Results from a recent open enrollment season indicate that the aging federal workforce is increasingly drawn to long term care insurance regardless of rate hikes.
The Office of Personnel Management said enrollment increased by 20 percent, or 45,000 people during the open season that ended on June 24, including more than 300 same-sex domestic partners of federal employees. The federal program is the largest of its kind in the country. The government does not subsidize the costs of premiums.
The open enrollment period was the program’s first since 2002. During that time, people could sign up for coverage by answering fewer health questions than typically asked.
The insurance provider, John Hancock Life Insurance Company, drew criticism in 2009, when it hiked premiums by as much as 25 percent for most of its enrollees. Nearly all of the members chose to continue with the program despite having to pay more. Nonetheless, it drew lawmakers’ ire.
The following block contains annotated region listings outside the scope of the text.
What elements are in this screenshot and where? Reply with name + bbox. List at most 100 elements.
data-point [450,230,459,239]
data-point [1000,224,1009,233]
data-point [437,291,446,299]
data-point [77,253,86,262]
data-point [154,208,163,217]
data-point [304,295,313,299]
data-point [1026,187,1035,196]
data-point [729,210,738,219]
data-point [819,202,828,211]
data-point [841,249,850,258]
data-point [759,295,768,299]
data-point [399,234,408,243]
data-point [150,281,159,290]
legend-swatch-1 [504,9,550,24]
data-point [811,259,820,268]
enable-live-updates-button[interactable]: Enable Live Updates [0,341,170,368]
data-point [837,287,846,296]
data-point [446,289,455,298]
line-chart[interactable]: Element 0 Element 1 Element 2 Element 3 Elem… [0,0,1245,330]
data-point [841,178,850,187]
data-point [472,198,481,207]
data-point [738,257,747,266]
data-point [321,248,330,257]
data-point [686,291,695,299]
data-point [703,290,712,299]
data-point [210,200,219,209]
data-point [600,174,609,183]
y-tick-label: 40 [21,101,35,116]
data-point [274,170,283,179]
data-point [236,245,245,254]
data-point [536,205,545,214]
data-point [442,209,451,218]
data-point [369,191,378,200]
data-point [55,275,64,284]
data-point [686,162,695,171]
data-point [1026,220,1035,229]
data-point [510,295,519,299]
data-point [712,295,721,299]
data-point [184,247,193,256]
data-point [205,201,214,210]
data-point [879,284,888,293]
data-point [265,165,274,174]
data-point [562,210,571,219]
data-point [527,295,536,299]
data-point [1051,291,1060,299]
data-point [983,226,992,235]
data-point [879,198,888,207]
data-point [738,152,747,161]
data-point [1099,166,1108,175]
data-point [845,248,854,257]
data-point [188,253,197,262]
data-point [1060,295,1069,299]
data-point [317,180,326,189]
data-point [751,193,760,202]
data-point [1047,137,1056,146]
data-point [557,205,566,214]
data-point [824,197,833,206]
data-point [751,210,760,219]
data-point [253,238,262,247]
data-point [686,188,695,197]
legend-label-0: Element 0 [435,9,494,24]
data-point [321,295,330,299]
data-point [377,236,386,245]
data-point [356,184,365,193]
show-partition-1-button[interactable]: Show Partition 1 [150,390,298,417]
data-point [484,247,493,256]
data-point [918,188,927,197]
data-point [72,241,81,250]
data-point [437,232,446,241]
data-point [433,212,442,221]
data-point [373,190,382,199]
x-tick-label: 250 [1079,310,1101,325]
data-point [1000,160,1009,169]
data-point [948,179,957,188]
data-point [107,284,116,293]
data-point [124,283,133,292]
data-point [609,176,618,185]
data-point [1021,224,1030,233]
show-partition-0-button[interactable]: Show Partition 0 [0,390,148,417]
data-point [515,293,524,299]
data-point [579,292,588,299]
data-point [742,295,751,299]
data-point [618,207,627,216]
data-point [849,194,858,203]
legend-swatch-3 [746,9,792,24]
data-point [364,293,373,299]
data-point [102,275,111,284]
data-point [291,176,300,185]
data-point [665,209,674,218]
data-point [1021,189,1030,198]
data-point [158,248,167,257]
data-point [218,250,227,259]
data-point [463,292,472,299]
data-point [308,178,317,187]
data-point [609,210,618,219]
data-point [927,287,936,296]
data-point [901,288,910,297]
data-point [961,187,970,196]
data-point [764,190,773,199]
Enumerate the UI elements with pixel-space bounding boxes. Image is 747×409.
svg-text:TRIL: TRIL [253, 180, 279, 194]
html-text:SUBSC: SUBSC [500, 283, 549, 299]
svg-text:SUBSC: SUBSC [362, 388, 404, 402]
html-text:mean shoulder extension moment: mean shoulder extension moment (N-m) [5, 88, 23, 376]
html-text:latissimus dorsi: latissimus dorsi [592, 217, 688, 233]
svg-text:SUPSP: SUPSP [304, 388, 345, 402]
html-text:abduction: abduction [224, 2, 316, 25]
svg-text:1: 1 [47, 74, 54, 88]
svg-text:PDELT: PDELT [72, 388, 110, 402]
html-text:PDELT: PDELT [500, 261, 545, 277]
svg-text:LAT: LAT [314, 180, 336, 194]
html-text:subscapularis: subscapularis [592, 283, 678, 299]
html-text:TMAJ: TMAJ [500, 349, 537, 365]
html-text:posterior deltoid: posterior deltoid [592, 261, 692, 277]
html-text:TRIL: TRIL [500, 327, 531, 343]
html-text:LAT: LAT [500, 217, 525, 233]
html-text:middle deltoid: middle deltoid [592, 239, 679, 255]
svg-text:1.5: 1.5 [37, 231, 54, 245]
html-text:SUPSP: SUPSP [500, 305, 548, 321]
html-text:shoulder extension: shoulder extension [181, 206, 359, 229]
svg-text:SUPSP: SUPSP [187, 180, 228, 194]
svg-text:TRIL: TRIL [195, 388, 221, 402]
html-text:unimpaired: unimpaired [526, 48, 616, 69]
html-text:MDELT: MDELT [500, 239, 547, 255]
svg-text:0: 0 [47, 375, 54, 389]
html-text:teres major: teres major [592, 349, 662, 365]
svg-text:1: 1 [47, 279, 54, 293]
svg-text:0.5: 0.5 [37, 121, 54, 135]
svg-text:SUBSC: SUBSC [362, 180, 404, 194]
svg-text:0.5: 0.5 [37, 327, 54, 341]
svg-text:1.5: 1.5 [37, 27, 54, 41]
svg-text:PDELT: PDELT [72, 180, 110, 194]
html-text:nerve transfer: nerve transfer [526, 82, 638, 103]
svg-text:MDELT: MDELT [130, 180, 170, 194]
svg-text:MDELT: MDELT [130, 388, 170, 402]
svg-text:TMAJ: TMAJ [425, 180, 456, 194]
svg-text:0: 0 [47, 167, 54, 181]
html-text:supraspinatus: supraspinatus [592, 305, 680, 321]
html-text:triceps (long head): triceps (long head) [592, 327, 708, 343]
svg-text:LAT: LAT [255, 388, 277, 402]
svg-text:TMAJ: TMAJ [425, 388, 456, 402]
“The rate increases raised serious concerns about the management of the Federal Long Term Care Insurance Program and poor OPM oversight and communication with enrollees,” said Sen. Daniel Akaka (D-Hawaii) in a press release at the time.
The resulting Government Accountability Office study released in July showed the company had revised its estimate of how many enrollees would live longer than originally expected and maintain their coverage for a longer period of time. It also indicated that the program’s complexity and relatively large portion of disabled enrollees made other insurance companies less interested in participating.
Following the criticism, OPM increased its oversight of the program, including reviewing messages to members.
Long term care insurance helps pay the costs of receiving care in the home, or modifications to the home that improve safety and accessibility, like handrails in the bathroom.